Mudarse a la Argentina: ¿Qué impuestos debo pagar?
Buenos Aires, 25 de mayo de 2026
Para un extranjero, cruzar la frontera argentina no es solo un cambio de paisaje; es el inicio de un cronómetro fiscal que puede transformar radicalmente sus obligaciones impositivas. La diferencia entre ser un “Beneficiario del Exterior” o un “Residente Fiscal Permanente” puede significar el éxito o el fracaso de una planificación financiera.
El “Beneficiario del Exterior”: El estatus de paso
Mientras un extranjero transita sus primeros meses en el país —generalmente bajo una residencia precaria o temporaria— el fisco argentino lo trata como un sujeto ajeno. En esta etapa, el individuo es considerado un “Beneficiario del Exterior”.
Bajo este régimen, la AFIP (ahora ARCA) aplica el criterio de territorialidad: solo se tributa por lo que se genera dentro de los límites del país.
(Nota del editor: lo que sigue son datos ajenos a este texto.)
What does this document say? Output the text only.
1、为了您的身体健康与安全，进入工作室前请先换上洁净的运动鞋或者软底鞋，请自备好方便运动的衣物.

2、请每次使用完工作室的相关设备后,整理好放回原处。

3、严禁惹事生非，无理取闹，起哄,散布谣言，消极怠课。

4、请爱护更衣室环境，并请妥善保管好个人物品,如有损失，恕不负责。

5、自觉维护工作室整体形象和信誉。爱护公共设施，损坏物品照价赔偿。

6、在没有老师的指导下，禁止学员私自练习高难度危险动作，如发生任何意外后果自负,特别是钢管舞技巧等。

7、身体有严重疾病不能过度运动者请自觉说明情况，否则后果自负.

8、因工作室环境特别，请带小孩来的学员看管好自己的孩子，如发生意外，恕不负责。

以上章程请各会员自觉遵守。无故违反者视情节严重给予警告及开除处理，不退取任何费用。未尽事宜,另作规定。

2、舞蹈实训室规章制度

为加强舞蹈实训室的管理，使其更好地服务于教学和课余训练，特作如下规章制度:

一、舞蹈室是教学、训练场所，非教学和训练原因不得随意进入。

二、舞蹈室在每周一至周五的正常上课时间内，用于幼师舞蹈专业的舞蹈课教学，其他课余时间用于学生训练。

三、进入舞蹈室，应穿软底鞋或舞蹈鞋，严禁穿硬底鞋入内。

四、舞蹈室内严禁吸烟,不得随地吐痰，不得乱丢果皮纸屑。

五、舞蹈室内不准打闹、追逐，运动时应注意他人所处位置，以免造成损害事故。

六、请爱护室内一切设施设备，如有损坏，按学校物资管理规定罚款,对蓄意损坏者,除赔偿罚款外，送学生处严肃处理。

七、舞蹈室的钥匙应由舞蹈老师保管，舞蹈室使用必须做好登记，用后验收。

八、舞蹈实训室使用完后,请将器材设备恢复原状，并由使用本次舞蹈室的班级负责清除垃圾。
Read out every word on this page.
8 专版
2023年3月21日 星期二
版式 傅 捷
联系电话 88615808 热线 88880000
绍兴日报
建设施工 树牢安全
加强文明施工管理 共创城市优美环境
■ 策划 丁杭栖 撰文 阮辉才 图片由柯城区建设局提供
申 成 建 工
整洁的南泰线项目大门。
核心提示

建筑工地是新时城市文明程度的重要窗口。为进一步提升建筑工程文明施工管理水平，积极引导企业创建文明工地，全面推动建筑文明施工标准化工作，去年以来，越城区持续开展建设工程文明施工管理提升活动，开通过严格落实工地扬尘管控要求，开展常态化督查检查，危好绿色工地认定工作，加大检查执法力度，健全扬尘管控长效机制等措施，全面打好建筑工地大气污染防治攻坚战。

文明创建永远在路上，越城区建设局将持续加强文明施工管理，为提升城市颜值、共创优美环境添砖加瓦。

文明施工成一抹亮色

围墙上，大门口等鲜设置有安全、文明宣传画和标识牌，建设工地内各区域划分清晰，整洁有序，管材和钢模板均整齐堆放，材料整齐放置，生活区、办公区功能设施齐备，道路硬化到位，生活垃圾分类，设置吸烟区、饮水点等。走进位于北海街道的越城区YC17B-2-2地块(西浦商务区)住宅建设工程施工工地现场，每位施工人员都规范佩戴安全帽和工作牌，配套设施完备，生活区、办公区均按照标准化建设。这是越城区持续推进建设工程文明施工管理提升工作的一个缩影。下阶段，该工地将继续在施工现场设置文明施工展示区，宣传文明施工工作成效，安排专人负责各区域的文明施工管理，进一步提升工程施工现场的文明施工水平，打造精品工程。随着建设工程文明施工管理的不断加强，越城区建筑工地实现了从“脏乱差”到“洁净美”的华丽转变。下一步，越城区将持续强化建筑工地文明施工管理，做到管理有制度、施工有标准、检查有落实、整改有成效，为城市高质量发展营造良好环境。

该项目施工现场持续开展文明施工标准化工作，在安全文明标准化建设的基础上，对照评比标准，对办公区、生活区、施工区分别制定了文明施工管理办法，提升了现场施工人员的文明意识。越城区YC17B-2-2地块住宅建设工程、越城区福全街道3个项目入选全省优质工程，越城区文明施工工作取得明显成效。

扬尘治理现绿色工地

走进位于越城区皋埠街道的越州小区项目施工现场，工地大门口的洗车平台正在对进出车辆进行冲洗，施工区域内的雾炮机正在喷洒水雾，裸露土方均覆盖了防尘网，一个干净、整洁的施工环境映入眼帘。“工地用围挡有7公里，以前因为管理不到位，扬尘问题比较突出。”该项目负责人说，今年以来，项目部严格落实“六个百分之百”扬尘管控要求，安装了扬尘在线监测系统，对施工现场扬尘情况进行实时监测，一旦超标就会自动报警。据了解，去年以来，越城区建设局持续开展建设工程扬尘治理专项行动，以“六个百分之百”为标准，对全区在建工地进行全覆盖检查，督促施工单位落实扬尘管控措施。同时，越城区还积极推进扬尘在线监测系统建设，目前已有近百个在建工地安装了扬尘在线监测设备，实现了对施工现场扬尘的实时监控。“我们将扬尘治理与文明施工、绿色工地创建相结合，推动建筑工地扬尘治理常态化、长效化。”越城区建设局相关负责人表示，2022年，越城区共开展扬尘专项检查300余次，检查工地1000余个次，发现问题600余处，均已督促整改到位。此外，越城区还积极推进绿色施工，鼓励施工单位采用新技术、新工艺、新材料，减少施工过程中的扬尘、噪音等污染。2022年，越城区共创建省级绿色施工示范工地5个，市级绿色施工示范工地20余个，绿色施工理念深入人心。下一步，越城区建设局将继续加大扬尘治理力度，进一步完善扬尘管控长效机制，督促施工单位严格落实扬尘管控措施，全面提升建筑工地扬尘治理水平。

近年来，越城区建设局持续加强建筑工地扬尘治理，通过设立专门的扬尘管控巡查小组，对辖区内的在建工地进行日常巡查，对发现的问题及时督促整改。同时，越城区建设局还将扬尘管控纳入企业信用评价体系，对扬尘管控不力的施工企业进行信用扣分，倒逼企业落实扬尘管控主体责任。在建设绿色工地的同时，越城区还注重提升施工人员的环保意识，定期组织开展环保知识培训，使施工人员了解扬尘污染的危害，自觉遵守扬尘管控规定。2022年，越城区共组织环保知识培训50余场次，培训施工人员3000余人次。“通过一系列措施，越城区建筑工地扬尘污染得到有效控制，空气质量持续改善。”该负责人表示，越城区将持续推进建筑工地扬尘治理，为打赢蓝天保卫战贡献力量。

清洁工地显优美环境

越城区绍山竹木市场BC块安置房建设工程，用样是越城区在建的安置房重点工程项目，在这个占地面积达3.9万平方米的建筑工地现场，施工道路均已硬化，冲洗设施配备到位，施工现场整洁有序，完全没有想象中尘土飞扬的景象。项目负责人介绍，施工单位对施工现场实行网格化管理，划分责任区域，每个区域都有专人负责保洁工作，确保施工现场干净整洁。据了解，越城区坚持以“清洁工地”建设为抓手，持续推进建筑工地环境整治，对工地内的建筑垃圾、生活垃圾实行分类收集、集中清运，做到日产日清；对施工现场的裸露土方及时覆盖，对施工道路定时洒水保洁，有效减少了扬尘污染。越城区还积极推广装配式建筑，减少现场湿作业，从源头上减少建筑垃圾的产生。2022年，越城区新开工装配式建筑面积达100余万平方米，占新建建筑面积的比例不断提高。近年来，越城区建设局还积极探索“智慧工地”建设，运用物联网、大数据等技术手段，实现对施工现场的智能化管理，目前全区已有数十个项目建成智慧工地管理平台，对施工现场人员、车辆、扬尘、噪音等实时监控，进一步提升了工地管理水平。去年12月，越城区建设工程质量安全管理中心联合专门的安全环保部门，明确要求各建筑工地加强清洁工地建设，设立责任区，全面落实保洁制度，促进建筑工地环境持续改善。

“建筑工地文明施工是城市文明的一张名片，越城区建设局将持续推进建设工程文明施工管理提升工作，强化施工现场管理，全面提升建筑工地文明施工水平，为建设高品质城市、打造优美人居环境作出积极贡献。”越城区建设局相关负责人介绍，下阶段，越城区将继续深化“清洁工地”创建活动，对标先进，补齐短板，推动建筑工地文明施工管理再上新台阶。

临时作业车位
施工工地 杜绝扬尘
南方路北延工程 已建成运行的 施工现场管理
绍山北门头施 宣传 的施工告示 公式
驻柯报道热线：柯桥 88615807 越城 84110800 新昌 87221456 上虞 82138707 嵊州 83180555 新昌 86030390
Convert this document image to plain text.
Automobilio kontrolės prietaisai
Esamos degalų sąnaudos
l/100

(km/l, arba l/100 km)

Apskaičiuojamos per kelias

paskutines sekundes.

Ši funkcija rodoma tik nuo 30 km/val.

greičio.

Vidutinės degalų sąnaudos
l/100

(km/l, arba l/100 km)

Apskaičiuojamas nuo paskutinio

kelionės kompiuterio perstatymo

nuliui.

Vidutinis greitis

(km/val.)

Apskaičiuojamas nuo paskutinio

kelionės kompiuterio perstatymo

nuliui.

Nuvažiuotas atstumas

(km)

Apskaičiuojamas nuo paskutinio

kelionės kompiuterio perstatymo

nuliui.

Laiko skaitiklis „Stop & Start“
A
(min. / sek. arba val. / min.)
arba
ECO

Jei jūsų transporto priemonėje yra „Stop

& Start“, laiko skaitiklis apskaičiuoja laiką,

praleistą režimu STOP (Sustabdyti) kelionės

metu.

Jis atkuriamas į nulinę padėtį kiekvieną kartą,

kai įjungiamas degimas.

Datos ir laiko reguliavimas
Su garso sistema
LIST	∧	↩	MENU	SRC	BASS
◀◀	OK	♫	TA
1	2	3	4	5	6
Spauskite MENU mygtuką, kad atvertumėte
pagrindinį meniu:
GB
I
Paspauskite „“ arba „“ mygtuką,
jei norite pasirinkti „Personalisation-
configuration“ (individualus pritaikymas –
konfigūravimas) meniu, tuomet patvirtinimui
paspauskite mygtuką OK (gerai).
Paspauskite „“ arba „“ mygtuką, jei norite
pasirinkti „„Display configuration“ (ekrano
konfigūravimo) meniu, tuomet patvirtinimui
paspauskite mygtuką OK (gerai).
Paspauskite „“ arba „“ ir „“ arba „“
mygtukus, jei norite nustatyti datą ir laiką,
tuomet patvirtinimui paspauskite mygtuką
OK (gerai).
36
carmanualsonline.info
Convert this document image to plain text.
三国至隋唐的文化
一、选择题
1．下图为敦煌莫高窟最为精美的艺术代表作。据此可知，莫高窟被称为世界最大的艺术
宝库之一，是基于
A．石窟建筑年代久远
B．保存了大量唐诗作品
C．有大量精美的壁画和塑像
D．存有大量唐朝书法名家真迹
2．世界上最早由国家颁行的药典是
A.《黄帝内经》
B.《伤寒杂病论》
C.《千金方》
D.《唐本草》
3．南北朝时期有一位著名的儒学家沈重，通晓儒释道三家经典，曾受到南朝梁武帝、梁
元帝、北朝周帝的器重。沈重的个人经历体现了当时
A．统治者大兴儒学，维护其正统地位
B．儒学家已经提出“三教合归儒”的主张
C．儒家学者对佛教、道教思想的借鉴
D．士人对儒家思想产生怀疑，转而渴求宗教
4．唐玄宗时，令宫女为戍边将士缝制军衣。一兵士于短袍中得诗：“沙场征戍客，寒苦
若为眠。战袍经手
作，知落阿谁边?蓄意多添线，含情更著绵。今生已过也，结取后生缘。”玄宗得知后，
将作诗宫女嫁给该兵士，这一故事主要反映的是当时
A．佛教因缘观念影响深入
En este sentido, cualquier ingreso local (como un sueldo o una asesoría) sufre retenciones de impuesto.
El “Salto” a la Residencia Permanente
El escenario cambia cuando el individuo obtiene la Residencia Permanente o cumple 12 meses de permanencia continua en el territorio. En ese instante, se aplica el principio de Renta Mundial.
A partir del mes siguiente a la obtención de la residencia, el ahora contribuyente queda obligado a declarar ante el Estado argentino la totalidad de sus ingresos y bienes globales.
¿Me pueden reclamar impuestos en el país de orígen?
Uno de los mayores temores de los extranjeros es la doble imposición. ¿Qué pasa si otro país también reclama el impuesto?
Aquí entran en juego los Convenios de Doble Imposición (CDI). Estos tratados actúan como árbitros, definiendo quién tiene la prioridad para cobrar. Argentina permite tomar lo pagado en el exterior como un “crédito fiscal”, evitando que el contribuyente pague dos veces por el mismo concepto.
RÉGIMEN DE RESIDENCIA FISCAL
El estatus de residente fiscal no es opcional; se adquiere por imperativo legal. Para un extranjero, el “reloj” fiscal comienza a correr desde el día 1 de ingreso al país.
- Regla de oro: Sos residente fiscal si permanecés en Argentina por 12 meses continuos u obtienes la residencia permanente.
- Margen de salida: Las ausencias temporales que no superen los 90 días (dentro de ese año) no interrumpen el cómputo.
- Vigencia: La condición rige a partir del primer día del mes 13 de permanencia.